The MAC address is stored in content addressable memory (CAM), which is a 128K-sized reserved memory, designed to store the MAC address for quick querying. If a malicious hacker sends a large number of packets to cam, it causes the switch to start sending a large number of streams of information everywhere, thereby burying the hidden danger and even causing the switch to crash in a denial-of-service attack.

ARP attack

ARP (Address resolution Protocol) spoofing is a common tactic used in session hijacking attacks. The Address Resolution Protocol (ARP) uses layer 2nd physical MAC addresses to map layer 3rd logical IP addresses, and sends ARP requests if the device knows the IP address but does not know the MAC address of the requested host. ARP requests are usually sent as broadcasts so that all hosts can receive them.

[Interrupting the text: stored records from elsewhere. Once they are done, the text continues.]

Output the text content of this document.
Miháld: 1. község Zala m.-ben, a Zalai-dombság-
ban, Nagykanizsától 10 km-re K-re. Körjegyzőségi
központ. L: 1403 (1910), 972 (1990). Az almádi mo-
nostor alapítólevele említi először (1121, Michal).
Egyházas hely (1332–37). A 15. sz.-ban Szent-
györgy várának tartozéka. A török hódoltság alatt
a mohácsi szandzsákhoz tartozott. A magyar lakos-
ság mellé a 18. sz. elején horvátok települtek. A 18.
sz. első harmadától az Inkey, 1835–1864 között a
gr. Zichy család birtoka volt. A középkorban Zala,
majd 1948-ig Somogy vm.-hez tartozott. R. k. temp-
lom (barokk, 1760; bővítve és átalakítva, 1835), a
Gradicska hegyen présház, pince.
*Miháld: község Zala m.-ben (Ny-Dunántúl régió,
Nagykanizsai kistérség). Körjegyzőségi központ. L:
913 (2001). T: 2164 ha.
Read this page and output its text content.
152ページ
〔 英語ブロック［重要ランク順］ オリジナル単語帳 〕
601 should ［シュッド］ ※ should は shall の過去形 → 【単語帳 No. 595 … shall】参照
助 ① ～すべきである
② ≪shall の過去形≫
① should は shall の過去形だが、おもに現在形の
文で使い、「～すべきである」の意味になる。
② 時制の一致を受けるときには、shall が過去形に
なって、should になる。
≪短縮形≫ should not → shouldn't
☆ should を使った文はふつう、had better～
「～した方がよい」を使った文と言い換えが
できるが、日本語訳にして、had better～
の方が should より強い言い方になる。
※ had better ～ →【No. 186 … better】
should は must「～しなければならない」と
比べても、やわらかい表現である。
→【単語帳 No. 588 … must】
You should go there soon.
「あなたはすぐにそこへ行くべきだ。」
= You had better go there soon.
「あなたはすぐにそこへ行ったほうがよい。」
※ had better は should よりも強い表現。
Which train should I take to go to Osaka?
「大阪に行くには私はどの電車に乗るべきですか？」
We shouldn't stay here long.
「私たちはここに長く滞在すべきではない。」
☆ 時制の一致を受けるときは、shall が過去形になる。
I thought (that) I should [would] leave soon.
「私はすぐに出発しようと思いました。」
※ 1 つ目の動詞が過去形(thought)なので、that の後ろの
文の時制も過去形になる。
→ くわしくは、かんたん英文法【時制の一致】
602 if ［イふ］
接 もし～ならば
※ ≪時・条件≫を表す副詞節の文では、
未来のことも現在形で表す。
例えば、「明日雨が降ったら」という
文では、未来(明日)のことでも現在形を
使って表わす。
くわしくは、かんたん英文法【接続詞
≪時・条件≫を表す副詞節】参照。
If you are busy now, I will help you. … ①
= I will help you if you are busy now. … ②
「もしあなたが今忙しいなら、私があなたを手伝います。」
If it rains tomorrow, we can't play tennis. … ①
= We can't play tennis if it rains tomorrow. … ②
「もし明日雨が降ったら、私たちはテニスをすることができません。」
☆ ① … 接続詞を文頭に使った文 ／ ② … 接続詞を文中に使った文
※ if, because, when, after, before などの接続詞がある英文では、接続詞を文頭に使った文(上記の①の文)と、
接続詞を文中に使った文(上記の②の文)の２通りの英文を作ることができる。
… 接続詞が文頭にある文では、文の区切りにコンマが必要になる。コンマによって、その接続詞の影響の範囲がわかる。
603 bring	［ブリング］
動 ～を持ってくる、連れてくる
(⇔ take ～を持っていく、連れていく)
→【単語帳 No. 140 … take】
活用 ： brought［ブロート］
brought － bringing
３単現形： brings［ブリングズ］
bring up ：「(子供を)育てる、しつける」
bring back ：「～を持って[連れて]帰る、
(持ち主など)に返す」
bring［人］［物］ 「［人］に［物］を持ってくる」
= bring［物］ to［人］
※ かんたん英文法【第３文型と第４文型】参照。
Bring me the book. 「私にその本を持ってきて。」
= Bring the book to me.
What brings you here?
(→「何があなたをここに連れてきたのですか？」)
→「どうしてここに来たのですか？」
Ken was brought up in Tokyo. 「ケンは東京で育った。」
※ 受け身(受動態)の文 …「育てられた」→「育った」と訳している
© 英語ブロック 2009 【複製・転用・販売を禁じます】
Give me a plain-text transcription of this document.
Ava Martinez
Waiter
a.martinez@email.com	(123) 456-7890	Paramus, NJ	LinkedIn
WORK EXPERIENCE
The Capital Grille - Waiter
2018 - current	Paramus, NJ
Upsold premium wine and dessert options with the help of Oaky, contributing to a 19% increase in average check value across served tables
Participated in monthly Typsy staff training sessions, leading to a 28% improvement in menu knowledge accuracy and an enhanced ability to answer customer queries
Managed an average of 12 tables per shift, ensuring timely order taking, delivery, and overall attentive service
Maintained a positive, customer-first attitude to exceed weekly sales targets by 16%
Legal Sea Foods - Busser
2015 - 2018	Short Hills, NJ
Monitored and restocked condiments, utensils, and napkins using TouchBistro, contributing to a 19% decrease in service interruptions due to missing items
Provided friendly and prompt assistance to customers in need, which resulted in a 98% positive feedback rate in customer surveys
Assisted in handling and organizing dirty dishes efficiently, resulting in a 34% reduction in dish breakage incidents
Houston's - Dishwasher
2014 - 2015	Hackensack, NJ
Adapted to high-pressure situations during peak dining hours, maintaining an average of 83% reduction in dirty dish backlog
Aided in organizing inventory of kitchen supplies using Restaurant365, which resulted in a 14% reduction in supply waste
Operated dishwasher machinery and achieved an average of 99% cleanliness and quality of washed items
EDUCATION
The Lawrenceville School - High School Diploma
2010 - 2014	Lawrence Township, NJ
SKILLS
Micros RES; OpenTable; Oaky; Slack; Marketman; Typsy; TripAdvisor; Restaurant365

A malicious hacker can send a spoofed ARP reply to get the flow of information destined for another host. Figure 2 shows an ARP spoofing process in which ARP requests are sent as broadcast frames to obtain a legitimate user's MAC address. Assuming that the hacker Jimmy is also on the web, he is trying to get the information sent to this legitimate user, the hacker Jimmy cheats the ARP response, claiming that he is the owner of the IP address for 10.0.0.55 (MAC address is 05-1c-32-00-a1-99), Legitimate users will also respond with the same MAC address. As a result, the switch has two ports associated with the Mac table address on the Mac's surface, and all the frames sent to the MAC address are sent to both the legitimate user and the hacker Jimmy.

VTP attack

VLAN Relay Protocol (Vtp,vlan Trunk Protocol) is a management protocol that reduces the number of configurations in an Exchange environment. In the case of VTP, switches can be VTP servers, VTP clients, or VTP transparent switches, which focus on VTP servers and VTP clients. Each time a user configures changes to a switch working in VTP server mode, either adding, modifying, or removing the VLAN,VTP configuration version number increases 1,VTP The client is aware of synchronizing with the VTP server after seeing that the configuration version number is larger than the current version number.

A malicious hacker can use VTP to remove all the VLANs on the network (except the default VLAN) so that he can go to the same VLAN as every other user. However, the user may still be on a different network, so a malicious hacker needs to change his IP address to get into the same network as the host he wants to attack.

A malicious hacker can make the most of VTP by connecting to the switch and building a relay between its own computer and the switch. Hackers can send VTP messages to a configuration version number higher than the current VTP server, which causes all switches to sync with a malicious hacker's computer, removing all Non-default VLANs from the VLAN database.